»Ach!«, hätte Loriot erneut gesagt. Und weiter? Die Sache wird leider nicht besser, wenn es um Wahrnehmung von Magnetfeldern geht: »Verhaltensstudien zeigten, dass der biologische Inklinationskompass durch Licht aktiviert wird und offenbar im Auge lokalisiert ist. Der ominöse Magnetfühler müsse aus Molekülen in der Netzhaut bestehen. Angeregt durch Licht komme es zu einer Elektronenübertragung …, dabei entstünden freie Elektronen – ein Radikalpaar … die Forscher sprechen von einem Singulett- und Triplettzustand.«
Wer Wissenschaft vermittelt, will sie doch zum Gegenstand eines anregenden Gesprächs machen. Wie dies mit den oben zitierten Informationen gelingen soll, bleibt ebenso schleierhaft wie die Herkunft der Überzeugung mancher Vermittler, sie hätten mit ihren Sätzen etwas erklärt. Da gibt es zum Beispiel einen Aufsatz über »Entzauberte Antioxidanzien«, der mit seinem Titel doch behauptet, alles erklärt zu haben. Zum Beispiel so: »Einige Arten von freien Radikalen fördern möglicherweise die Gesundheit …, indem sie oxidativen Stress verursachen. Bestimmte freie Radikale stimulieren die zellulären Reparaturmechanismen eines Organismus. Wurmmutanten, die überdurchschnittlich viele Superoxide bilden, leben länger, büßen den Zugewinn an Lebensdauer aber mit antioxidanzienangereicherter Nahrung wieder ein.«
Jetzt sollte alles klar sein, aber nur für denjenigen, der schon vorher wusste, worum es ging. Tatsächlich zeigt die Verwendung der Vokabel »Entzauberung« nicht nur eine grobe Überschätzung des eigenen Verstehens – wer den Beitrag liest, findet nur mehr Komplexität des Geschehens. Der Rückgriff auf die Entzauberung lässt eine Unterwerfung der Vermittler unter das aus dem Jahre 1917 stammende Verdikt des Soziologen Max Weber erkennen, der den Wissenschaftlern vorwarf, die Welt entzaubert und also langweilig gemacht zu haben. Welcher Forscher hat jemals die Welt entzaubert und aufgehört, sich zu wundern? Die Geheimnisse der Natur werden durch die Wissenschaft nicht ge- oder erklärt. Sie werden durch tiefere Geheimnisse ersetzt, wie sich an dem Beispiel des freien Falls zeigen lässt und wie jeder durch eigene Erfahrungen prüfen kann. Der freie Fall beschäftigt die Menschen seit der Antike, als etwa Aristoteles die Idee vortrug, dass Dinge ihren Platz in der Welt haben und sich zu ihm hinbewegen. Solch eine zielgerichtete Erklärung wurde im 17. Jahrhundert durch Newton aufgegeben, der das Fallen von Gegenständen auf eine Schwerkraft zurückführte. Wenn heute der Physiklehrer fragt, warum Dinge nach unten fallen, darf man nicht antworten, dass dies daran liegt, dass die, die nach oben fallen, längst weg sind. Man muss »Schwerkraft« sagen – und sollte dann zurückfragen, was das ist und wie sie zustande kommt. Dies bleibt trotz vieler Jahrhunderte und trotz Einstein ein Geheimnis, und zwar eines, das tiefer reicht als das Fallen selbst.

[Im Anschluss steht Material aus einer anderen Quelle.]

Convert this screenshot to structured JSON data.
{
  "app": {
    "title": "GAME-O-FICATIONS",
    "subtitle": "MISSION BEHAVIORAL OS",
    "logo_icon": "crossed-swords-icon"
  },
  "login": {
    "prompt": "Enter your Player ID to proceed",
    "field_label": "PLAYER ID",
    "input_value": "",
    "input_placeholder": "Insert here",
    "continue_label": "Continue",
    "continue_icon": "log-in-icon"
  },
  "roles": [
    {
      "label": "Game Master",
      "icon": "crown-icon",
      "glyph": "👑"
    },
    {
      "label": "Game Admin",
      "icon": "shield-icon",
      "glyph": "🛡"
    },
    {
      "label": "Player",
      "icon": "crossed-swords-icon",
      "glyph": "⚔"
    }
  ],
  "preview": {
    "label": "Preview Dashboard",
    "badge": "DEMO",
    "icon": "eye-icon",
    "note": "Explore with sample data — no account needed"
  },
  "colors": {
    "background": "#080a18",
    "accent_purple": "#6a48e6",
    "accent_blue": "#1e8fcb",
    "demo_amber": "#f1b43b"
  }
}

Wer sich auch nur etwas Mühe mit der Wissenschaft macht, wird bemerken, dass die Welt durch ihre Erklärungen gerade nicht ent-, sondern vielmehr verzaubert wird. Es gibt keine endgültigen Antworten und immer nur neue Fragen. Die wissenschaftlich erfasste Welt ist nicht langweilig, wie die Soziologen dies gerne hätten. Sie steckt voller Geheimnisse, die an Tiefe zunehmen und immer neue Generationen von Forschern locken und vor allem junge Menschen begeistern können. Mit dem Nobelpreis fängt das Staunen erst an. Nur ist darüber nichts zu lesen. So verschwinden die Namen der Preisträger aus dem Gedächtnis, bevor sie überhaupt geehrt werden. Die Vermittlung von Wissenschaft muss sich gewaltig ändern.